Good terminology is what keeps a translation consistent. Rather than build a termbase by hand, Terminology Extraction reads your documents, finds the terms that matter, and helps you turn them into termbase entries. It can work in one language or two, and it walks you through reviewing every candidate before anything is saved. This guide covers the purpose and, in detail, the options at each step.
The feature scans your text for candidate terms — single words and longer phrases — and proposes them for a termbase. You choose between two modes, and this choice shapes the whole run:
| Mode | What you get |
|---|---|
| Monolingual | Terms found in one language. Good for building a source glossary. |
| Bilingual | Source terms and their translations, linked into pairs. Builds a full bilingual termbase. |
Open Terminology Extraction Tasks and choose Create New Extraction. Each run is saved as a task you can pause and resume, so a large extraction never has to be done in one sitting.
This is where most of the options live. Set them once for the run.
| Option | What it does |
|---|---|
| Task Name | A name for the run, so you can find it again. |
| Extraction Type | Monolingual or Bilingual, as described above. This is locked once you add a file. |
| Select Files | The documents to scan — XLIFF, TMX, Word, PowerPoint, and IDML. Languages are detected from the first file. |
| LLM | The model that does the extraction. Choose it with Change…. |
| Anonymization (Optional) | The same privacy profiles as elsewhere — Anonymizer, Numerical Obfuscation, and Boilerplate — applied before any text reaches the model. |
| Parent termbase | An existing termbase to compare against. Candidates already in it are flagged, so you only review what is genuinely new. |
| Minimum words/characters per batch | How much text is sent to the model at a time. The default is a sensible balance. |
| Retain Context | Includes the surrounding text, giving the model more to work with at a little extra cost. |
Extraction sends your text to a model, so the same protection matters. Attach an Anonymizer or Numerical Obfuscation profile in the Anonymization (Optional) section, and confidential content is masked before it leaves your machine — exactly as in guide 1.
Next you choose the prompt templates that guide the extraction. A Source Prompt Template is always needed; a bilingual run adds a Target Prompt Template for finding translations. You can add your own instructions, and for the target side decide how many reference examples to give the model and whether to favour the most distinct candidates.
Start the extraction and the wizard works through your text. It shows live progress — how many segments are done, how many terms have been found, and the tokens and cost so far — so a large run holds no surprises. You can cancel at any time.
Nothing is added to a termbase without your say-so. The review screen lists every candidate term with how often it appears, and a context panel shows the sentences it came from. You decide what to keep:
In a bilingual run, the wizard then finds a translation for each approved term, and you review the pairs. Each pair shows a confidence score; you approve or reject it, mark a preferred link, and add notes. Pairs already present in a parent termbase are flagged so you do not duplicate them.

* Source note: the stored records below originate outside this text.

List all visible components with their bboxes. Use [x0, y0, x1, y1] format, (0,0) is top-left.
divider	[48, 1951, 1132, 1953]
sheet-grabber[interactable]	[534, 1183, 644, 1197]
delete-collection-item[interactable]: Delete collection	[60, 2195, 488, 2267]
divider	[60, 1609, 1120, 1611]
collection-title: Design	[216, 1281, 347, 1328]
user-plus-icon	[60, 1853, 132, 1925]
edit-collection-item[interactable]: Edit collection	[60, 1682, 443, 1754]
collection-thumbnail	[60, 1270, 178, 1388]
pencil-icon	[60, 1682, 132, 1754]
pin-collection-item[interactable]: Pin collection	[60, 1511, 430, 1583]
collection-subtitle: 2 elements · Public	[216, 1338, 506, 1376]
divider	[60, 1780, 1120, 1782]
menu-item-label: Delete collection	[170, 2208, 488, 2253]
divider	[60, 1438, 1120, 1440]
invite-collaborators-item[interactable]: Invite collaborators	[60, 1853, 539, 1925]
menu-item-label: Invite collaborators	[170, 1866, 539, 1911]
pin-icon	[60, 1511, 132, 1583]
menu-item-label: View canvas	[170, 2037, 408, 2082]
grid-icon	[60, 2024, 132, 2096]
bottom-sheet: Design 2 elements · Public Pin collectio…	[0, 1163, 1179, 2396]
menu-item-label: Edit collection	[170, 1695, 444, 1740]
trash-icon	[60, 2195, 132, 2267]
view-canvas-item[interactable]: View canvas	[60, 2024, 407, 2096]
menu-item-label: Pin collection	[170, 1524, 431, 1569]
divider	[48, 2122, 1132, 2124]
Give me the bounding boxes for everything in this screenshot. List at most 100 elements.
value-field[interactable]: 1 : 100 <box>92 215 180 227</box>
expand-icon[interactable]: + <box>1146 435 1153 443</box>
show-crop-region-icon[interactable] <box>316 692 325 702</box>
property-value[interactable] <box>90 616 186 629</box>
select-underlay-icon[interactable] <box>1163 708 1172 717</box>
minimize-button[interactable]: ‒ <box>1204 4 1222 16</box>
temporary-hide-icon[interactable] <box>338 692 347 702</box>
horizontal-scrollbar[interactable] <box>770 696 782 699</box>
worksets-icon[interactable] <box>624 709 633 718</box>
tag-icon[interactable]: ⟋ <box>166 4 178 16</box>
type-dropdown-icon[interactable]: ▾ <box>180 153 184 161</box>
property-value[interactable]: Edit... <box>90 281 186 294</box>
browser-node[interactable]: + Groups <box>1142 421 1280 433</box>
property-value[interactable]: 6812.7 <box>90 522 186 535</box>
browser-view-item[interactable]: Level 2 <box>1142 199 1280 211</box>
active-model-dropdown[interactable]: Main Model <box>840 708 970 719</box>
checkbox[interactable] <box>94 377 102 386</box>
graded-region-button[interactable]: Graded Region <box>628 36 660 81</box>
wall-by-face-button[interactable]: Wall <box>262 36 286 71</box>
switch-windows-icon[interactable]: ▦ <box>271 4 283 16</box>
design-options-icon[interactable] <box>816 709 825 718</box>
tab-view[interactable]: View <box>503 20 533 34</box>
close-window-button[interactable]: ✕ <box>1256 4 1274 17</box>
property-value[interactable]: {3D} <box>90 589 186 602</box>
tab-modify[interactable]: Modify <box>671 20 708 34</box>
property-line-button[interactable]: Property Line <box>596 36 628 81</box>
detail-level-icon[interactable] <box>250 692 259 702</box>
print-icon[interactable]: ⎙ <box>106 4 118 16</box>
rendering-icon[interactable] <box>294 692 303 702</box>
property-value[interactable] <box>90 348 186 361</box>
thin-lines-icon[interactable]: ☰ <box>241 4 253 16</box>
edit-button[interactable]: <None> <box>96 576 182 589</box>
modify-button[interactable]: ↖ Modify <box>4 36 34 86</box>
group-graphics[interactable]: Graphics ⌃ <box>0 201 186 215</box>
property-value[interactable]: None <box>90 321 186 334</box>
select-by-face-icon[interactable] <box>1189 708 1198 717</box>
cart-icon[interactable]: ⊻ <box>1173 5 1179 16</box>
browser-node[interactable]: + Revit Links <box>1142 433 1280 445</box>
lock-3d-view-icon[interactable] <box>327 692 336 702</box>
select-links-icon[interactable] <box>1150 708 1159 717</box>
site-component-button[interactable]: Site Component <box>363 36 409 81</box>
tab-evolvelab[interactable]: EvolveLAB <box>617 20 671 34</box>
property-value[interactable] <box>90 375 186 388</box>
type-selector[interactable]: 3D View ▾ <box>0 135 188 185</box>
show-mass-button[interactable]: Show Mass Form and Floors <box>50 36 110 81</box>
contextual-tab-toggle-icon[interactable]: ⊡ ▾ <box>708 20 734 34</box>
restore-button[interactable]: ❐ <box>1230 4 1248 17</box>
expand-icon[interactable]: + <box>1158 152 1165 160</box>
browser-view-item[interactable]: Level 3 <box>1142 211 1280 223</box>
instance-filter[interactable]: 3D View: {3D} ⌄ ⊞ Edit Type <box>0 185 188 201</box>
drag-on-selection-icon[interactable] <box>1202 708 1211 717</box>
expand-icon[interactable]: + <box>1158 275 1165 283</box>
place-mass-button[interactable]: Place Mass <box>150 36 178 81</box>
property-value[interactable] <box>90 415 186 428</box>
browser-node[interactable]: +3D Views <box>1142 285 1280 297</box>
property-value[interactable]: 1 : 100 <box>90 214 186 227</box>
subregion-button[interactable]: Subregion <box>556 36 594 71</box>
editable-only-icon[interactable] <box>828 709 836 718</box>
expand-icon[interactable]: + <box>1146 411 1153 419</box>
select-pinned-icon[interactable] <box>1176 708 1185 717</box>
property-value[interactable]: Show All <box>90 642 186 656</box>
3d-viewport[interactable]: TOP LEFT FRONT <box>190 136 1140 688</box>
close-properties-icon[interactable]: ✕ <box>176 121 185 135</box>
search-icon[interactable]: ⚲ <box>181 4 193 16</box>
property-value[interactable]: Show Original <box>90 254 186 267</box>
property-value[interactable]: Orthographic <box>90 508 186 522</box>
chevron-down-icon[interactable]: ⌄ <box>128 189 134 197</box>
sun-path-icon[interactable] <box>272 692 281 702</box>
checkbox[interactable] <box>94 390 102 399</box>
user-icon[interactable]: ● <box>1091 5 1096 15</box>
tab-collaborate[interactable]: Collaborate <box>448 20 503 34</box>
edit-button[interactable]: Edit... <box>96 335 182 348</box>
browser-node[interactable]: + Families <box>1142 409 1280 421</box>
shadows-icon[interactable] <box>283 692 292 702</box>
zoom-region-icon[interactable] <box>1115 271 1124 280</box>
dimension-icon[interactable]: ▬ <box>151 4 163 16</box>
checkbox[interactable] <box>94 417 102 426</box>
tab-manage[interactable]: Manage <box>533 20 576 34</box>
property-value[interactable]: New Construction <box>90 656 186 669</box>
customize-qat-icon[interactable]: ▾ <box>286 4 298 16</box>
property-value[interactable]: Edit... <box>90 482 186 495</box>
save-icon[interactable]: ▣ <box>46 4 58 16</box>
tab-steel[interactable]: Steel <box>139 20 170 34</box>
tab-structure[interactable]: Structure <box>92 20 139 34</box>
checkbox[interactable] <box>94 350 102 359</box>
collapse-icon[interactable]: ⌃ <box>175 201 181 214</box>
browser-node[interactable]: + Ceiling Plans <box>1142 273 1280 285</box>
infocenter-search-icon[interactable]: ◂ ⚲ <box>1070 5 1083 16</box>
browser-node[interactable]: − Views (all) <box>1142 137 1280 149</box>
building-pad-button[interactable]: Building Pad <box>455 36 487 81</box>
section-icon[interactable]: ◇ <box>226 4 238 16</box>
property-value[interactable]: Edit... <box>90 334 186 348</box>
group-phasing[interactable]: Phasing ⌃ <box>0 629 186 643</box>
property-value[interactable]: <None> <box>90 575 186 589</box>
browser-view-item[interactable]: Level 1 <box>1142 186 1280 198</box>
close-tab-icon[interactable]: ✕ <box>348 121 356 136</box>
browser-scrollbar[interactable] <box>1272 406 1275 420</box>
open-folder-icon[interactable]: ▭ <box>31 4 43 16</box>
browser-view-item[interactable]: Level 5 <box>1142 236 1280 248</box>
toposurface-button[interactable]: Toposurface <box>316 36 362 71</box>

Finally you decide where the terms go. Create a new termbase, or merge into an existing one. Choose how much to export — just the approved terms, or all of them — and which formats to write, including bAIbel’s own format and MultiTerm XML for use in other tools.
Before committing, run the Pre-flight Check. It summarises what will be created and what will be skipped as already existing, so you can confirm the outcome before anything is written. Then Commit & Export finishes the job.